I haven't had much confidence in the market recently because of the consecutive slumps, but I think that it will recover in long term. I will not withdraw my investments but neither will I invest more. In the past, I have taken my earnings out and spent them. So my balance in the stock account is always this much. I won't do anything now and I will decide what to do when the market stabilizes.

(Wu Xulei previously told the Global Times in May that she started her stock market adventure last October, guided by her parents. She operates on information her parents give her and this information comes from their friends. Her earnings were generally used to cover her daily expenses.)

Lu Xunyang, employee at an investment bank

I entered the stock market last August. At that time, I had only invested 30,000 yuan. Then, I invested my annual bonus and asked for 900,000 yuan from my family in May. So I haven't really enjoyed the benefits of the bullish market.

When the index reached 5,176, my assets were worth 1.4 million yuan. I sold the majority and kept 500,000 yuan in my stock account. Last Wednesday I planned to use some of my assets to invest in the IPOs, but the government suspended them. About a week ago, I sold off all my assets, and now my profits are about 200,000 yuan.

I think that the large capital shares will stabilize, but the small-cap stocks will keep depreciating till the end of the week. It is a tragedy that no one saves or helps the small-cap stocks. I think that the index will stabilize at around 3,700 points, but it will rise back to around 4,300 points. However, the government plan to reform the financial markets has crashed.

Guo Shiliang, financial commentator



I think that the SSE Composite Index will stabilize at around 3,500 points, but the market is polarized. On one side, the blue chip stocks pulled up the average performance of the market. On the other side, those small-cap stocks with high valuations slumped and this resulted in panic. The polarization will continue.

In any market, there is the rule that 70 percent of the players lose, 20 percent will get even and 10 percent will profit. However, in this slump, the capital hasn't flowed from some players to the others. Instead, some of the hedge funds that shorted the market became the big winners. Ordinary investors should be extra cautious now.

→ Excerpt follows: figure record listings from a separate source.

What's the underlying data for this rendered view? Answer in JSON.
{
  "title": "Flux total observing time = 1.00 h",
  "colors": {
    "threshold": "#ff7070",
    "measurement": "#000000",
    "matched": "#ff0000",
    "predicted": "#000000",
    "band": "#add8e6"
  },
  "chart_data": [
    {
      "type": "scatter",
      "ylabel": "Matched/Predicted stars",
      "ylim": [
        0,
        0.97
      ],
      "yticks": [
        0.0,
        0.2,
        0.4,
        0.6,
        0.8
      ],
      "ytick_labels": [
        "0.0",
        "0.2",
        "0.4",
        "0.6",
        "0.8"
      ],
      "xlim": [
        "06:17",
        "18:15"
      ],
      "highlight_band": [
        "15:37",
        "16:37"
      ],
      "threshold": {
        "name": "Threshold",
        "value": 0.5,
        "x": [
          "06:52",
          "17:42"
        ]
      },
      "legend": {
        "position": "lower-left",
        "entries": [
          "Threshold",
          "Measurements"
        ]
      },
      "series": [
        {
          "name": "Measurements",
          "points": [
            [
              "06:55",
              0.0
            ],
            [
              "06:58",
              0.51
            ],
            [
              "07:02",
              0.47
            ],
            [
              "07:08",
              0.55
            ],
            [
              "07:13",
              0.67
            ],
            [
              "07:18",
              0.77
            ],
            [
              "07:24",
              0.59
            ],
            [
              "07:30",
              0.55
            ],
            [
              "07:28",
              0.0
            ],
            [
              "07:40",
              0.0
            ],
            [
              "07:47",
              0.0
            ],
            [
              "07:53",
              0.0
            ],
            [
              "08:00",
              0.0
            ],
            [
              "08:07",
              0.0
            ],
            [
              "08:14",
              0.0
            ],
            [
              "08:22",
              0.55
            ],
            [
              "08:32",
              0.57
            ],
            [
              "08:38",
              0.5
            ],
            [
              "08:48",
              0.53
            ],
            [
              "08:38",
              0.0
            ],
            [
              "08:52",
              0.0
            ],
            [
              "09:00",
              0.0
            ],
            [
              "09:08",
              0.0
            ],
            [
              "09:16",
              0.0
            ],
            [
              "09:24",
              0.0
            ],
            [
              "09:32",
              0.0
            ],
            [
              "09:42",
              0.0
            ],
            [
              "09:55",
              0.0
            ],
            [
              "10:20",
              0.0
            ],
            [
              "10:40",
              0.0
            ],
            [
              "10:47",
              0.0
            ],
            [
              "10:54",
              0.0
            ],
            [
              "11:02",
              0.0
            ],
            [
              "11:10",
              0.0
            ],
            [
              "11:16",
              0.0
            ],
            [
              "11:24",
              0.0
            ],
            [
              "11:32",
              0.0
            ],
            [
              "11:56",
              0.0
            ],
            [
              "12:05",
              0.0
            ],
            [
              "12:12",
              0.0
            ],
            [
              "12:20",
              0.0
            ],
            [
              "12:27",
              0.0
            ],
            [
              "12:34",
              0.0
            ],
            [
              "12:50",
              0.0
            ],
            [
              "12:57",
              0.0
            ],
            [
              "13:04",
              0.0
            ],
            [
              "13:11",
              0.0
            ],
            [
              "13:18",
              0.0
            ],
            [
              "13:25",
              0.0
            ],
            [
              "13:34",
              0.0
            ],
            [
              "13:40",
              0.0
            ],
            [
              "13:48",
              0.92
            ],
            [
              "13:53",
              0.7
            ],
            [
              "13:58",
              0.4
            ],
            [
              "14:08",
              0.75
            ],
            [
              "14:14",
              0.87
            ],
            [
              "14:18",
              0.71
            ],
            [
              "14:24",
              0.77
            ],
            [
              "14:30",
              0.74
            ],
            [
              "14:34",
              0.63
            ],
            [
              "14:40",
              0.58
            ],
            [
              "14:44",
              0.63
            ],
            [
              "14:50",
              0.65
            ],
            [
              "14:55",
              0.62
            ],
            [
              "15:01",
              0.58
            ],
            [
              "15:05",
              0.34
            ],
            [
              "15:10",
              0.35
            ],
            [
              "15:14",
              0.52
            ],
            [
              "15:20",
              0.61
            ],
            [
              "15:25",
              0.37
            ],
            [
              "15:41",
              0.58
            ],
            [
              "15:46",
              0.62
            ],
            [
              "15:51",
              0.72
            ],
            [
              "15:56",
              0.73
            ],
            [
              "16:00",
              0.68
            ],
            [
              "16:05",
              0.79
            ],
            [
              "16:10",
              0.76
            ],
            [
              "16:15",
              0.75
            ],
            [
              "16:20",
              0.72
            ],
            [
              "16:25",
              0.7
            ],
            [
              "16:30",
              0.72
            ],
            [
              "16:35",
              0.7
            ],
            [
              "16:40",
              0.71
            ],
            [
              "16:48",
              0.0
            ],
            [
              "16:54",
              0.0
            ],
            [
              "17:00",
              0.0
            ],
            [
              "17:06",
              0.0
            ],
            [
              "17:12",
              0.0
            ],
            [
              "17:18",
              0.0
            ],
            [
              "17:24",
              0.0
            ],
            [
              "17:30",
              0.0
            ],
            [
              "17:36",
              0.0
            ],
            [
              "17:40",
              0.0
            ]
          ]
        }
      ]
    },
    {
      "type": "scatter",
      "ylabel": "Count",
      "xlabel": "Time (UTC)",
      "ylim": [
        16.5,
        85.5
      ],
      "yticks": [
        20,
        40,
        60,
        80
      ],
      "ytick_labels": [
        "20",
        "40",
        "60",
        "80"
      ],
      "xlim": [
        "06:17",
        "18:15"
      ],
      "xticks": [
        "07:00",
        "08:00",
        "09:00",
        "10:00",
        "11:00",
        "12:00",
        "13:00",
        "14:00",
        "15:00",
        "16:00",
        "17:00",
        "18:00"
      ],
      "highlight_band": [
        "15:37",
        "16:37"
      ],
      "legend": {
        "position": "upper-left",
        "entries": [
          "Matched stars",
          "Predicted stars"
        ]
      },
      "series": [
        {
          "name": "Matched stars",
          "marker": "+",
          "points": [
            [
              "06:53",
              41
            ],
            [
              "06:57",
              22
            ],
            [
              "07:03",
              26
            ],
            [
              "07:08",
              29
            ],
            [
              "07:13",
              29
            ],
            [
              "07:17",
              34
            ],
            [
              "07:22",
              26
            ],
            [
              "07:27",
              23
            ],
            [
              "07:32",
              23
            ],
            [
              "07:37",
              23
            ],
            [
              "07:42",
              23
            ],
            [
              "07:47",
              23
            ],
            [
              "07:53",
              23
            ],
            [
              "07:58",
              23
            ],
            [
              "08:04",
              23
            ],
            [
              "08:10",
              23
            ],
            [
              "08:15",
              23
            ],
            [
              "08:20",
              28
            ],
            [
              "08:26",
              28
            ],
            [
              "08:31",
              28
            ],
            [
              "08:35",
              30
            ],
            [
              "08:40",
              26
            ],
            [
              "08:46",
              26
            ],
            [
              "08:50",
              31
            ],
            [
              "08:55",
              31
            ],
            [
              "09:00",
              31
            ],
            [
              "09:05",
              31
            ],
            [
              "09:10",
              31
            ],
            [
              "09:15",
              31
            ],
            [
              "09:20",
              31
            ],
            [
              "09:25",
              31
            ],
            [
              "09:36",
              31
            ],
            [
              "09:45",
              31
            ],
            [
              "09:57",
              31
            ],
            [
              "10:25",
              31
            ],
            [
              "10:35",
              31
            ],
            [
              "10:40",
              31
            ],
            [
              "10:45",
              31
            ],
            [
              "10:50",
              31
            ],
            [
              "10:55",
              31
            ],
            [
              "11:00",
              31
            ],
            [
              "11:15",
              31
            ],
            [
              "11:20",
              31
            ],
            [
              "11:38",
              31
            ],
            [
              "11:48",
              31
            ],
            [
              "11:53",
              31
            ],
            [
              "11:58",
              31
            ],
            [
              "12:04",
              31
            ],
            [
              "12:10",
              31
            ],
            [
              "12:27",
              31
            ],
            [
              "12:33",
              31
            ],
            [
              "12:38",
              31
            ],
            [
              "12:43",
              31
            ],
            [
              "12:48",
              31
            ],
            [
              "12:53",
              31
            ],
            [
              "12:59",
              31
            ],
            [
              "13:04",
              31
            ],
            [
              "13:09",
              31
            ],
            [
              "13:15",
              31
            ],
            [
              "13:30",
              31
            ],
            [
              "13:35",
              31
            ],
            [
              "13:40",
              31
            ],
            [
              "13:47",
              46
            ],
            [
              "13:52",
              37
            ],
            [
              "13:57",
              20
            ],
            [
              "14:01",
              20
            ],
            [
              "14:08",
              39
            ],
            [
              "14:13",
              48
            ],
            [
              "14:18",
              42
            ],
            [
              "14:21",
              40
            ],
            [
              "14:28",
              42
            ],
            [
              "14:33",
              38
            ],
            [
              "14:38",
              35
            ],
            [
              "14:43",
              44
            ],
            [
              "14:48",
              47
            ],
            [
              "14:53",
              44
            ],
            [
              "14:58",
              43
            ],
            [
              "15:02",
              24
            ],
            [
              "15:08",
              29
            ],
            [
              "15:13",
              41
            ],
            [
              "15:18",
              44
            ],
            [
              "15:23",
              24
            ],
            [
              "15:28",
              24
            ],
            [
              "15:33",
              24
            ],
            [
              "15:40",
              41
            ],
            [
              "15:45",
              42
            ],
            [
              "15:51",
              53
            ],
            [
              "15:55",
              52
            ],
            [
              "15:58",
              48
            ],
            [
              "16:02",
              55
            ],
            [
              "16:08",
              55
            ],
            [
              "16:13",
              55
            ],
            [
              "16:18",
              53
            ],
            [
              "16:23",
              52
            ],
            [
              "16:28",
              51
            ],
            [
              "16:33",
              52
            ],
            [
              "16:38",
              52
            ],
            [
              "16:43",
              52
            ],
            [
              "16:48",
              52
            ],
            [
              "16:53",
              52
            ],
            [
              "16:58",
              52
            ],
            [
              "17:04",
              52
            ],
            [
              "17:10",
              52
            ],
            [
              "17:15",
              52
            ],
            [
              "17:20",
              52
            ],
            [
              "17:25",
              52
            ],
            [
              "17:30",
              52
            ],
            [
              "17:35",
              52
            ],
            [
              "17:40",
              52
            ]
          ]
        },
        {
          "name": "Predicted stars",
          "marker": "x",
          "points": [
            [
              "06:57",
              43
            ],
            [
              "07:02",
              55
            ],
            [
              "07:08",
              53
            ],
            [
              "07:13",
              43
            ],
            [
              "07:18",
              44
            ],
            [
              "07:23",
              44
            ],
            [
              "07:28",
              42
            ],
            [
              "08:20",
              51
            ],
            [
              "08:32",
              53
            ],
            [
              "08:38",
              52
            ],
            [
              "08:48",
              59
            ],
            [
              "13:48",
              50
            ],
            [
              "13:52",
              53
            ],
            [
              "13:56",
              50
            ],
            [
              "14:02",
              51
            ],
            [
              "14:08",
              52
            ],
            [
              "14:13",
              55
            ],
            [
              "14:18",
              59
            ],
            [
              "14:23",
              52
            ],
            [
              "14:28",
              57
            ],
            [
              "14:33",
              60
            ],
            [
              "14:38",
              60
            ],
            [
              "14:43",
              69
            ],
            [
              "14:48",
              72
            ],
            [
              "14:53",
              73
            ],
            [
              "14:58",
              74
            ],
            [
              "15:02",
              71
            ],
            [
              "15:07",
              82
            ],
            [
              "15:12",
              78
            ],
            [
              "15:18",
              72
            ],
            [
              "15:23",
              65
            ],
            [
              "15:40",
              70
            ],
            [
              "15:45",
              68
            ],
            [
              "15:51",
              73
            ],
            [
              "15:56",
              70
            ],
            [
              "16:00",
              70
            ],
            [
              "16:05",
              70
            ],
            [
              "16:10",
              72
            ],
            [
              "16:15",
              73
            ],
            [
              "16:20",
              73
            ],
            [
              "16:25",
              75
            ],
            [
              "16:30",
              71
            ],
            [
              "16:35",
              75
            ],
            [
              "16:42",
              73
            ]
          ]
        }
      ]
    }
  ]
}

The stock market doesn't lack liquidity but it lacks confidence. At present the market needs to restore investor confidence. Ordinary investors shouldn't buy in without thinking. They should choose their time to enter after the market stabilizes.

Li Ce, university student

I started to invest in shares in 2013, when I decided to take the Chartered Financial Analysts examination, wanting to learn more about the stock market. The money in my account rose about 30 percent over these years.

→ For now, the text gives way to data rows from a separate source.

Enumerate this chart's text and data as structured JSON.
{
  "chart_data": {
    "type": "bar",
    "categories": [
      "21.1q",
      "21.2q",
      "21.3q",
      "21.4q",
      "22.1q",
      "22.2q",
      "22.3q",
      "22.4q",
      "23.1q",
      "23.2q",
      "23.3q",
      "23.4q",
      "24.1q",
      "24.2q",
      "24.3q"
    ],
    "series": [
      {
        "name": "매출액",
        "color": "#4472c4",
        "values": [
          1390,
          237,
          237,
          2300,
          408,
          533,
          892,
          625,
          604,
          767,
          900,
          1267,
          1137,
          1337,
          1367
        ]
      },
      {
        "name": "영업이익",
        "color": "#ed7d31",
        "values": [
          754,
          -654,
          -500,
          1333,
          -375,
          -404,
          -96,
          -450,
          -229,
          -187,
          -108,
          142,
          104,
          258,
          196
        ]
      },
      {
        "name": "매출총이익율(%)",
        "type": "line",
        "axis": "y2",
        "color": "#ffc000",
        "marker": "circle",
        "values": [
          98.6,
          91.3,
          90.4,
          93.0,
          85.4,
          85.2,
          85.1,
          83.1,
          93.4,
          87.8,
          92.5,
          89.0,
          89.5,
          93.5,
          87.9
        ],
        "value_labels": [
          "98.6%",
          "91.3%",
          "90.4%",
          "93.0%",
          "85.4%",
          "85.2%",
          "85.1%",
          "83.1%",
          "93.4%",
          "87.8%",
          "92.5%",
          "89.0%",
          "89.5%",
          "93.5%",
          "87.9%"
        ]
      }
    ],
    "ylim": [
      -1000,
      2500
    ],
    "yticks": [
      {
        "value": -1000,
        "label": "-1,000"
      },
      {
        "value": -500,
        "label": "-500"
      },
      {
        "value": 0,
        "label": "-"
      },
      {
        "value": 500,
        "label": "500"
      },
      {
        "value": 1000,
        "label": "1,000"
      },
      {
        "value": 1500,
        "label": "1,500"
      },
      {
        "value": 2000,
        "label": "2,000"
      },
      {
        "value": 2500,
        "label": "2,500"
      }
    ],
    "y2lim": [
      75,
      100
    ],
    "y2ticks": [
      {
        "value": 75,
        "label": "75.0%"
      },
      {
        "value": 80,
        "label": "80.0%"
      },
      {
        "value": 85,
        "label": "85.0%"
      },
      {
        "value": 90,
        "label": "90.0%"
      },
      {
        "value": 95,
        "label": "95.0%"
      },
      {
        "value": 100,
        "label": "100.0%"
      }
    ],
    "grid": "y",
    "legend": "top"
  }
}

In my opinion the market has risen too quickly recently. Financial leveraging is responsible for this crisis. I think that although the government has taken some action to prevent the crisis worsening, it could do more. If the market could calm down and then progress quietly, there would be a solid foundation for China's economic development.

I think this is an opportunity for me to buy some quality stocks at low prices. Although I have lost some money I won't sell my stocks because I am prepared to hold onto them for a long time.

Jin Qiongjing, wealth management company employee

I have worked in a brokerage for more than eight years. Last year, I left the brokerage and joined a wealth management company and am in charge of sales.

I entered the stock market in 2005. Over the years I have invested a total of 200,000 yuan in the market.

I used financial leveraging, like margin trading and security financing, to invest. I also used margin trading from outside the brokerage in my stock investments. When the market reached its high point, I had almost 2 million yuan in my stock account.

Just before the Chinese New Year in February, I felt that the risks had grown too much so I withdrew my 200,000 yuan principal and left my profits and the financial leverages in my account. But when the market slumped, my profits were de-leveraged. Now I only have about 200,000 yuan in profit.

From my experience as a broker, I think the market is even worse than I anticipated. Even though I might lose all the profits I had it will be like a dream and it won't matter. I won't sell or buy more.